Factuality Matters: When Image Generation and Editing Meet Structured Visuals
Abstract
While modern visual generation models excel at creating aesthetically pleasing natural images, they struggle with producing or editing structured visuals like charts, diagrams, and mathematical figures, which demand composition planning, text rendering, and multimodal reasoning for factual fidelity. To address this, we present the first comprehensive, systematic investigation of this domain, encompassing data construction, model training, and an evaluation benchmark. First, we construct a large-scale dataset of 1.3 million high-quality structured image pairs derived from executable drawing programs and augmented with chain-of-thought reasoning annotations. Leveraging this dataset, we train a unified model that integrates a multimodal language model with FLUX.1-Kontext via a lightweight connector for enhanced multimodal understanding.
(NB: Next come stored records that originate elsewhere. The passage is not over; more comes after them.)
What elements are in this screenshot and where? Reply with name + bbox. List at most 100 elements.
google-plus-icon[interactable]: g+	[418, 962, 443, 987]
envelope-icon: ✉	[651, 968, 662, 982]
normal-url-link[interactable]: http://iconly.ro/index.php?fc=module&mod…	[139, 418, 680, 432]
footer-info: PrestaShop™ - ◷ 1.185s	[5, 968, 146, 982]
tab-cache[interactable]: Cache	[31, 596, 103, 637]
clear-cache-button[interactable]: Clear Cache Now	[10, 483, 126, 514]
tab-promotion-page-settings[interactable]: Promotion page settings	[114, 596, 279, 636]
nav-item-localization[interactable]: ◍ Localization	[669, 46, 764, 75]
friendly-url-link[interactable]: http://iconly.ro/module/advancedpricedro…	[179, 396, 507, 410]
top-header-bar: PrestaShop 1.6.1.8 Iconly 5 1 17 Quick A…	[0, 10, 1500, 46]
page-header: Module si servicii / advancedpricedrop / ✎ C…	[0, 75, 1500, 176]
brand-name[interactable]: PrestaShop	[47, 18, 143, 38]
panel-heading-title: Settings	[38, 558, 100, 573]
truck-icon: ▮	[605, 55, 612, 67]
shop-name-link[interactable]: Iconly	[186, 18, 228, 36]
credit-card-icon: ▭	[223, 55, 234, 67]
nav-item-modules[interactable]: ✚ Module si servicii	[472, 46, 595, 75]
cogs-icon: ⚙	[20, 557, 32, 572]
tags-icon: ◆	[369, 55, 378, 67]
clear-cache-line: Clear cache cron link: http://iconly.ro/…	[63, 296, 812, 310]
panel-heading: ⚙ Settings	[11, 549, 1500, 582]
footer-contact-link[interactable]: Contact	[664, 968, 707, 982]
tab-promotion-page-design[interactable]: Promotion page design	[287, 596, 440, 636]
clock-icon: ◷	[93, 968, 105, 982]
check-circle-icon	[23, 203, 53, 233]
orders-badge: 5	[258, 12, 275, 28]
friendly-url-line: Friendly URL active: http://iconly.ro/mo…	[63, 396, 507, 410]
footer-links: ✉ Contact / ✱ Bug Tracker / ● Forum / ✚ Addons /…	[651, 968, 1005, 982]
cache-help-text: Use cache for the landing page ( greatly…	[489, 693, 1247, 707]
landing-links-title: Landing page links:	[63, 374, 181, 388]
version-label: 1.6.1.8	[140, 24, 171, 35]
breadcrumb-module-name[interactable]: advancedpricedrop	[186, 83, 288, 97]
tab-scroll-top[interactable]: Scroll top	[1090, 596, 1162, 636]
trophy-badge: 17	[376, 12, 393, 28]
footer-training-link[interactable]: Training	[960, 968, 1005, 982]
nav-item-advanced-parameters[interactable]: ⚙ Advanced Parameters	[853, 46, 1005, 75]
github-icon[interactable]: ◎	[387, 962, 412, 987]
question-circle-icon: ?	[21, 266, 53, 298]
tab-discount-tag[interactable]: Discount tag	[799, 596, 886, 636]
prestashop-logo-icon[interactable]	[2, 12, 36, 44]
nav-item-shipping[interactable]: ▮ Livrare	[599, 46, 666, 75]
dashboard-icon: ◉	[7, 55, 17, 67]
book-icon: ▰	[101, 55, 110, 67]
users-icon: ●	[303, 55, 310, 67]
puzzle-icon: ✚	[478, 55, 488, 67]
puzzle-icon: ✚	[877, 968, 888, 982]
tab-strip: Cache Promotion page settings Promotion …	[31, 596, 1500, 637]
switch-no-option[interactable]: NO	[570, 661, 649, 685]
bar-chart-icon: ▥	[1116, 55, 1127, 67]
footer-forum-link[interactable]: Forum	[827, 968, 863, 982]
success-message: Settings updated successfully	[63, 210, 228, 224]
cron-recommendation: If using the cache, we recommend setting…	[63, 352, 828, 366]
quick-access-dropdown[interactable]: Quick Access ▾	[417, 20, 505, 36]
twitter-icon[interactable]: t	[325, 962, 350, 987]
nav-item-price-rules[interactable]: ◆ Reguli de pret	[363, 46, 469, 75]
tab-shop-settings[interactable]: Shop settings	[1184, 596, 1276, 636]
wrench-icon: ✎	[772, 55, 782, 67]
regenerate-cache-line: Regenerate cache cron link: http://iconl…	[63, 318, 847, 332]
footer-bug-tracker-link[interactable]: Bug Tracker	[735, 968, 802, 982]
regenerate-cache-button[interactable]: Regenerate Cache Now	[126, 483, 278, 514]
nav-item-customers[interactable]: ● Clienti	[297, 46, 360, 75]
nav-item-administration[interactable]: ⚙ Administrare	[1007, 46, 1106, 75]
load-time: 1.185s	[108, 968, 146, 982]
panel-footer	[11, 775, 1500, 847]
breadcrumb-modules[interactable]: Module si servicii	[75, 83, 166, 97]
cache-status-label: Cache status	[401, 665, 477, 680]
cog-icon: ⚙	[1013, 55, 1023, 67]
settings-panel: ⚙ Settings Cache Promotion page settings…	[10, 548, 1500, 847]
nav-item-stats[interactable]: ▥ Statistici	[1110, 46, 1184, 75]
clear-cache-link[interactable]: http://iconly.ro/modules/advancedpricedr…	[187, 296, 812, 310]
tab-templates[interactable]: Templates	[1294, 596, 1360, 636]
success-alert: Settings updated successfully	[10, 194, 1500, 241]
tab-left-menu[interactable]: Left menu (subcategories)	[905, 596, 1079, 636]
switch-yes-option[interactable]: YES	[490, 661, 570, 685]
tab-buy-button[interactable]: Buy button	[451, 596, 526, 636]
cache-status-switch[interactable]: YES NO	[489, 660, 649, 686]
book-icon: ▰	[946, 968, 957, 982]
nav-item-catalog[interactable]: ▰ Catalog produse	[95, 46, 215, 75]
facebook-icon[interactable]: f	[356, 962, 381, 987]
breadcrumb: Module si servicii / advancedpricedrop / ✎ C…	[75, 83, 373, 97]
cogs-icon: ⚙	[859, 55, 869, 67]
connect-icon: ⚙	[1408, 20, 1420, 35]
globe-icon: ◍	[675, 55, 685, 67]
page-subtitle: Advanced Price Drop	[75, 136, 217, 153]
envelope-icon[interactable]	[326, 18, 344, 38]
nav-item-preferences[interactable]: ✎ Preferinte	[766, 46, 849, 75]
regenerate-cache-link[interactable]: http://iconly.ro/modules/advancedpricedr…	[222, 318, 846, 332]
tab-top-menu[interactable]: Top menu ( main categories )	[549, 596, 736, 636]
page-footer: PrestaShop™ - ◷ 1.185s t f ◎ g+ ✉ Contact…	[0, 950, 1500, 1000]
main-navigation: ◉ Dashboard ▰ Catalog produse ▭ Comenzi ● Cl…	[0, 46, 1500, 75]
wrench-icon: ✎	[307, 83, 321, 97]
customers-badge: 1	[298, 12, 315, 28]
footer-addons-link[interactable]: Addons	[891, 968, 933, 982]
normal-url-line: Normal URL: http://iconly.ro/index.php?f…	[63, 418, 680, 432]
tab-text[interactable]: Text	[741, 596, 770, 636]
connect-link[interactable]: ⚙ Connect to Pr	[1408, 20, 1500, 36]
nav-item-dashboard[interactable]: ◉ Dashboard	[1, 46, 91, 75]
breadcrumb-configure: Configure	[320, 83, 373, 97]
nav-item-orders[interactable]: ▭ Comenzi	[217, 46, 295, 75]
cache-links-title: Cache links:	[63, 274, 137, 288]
A three-stage training curriculum enables progressive feature alignment, knowledge infusion, and reasoning-augmented generation, further boosted by an external reasoner at inference time. Finally, we introduce StructBench, a novel benchmark for generation and editing with over 2,000 challenging samples, and an accompanying evaluation metric, StructScore, which employs a multi-round Q&A protocol to assess fine-grained factual accuracy. Evaluations of 15 models reveal that even state-of-the-art systems score below 50\%, while our model achieves the strongest open-source performance, with consistent gains from inference-time reasoning. By releasing dataset, model, and benchmark, we aim to advance unified multimodal foundations for structured visuals.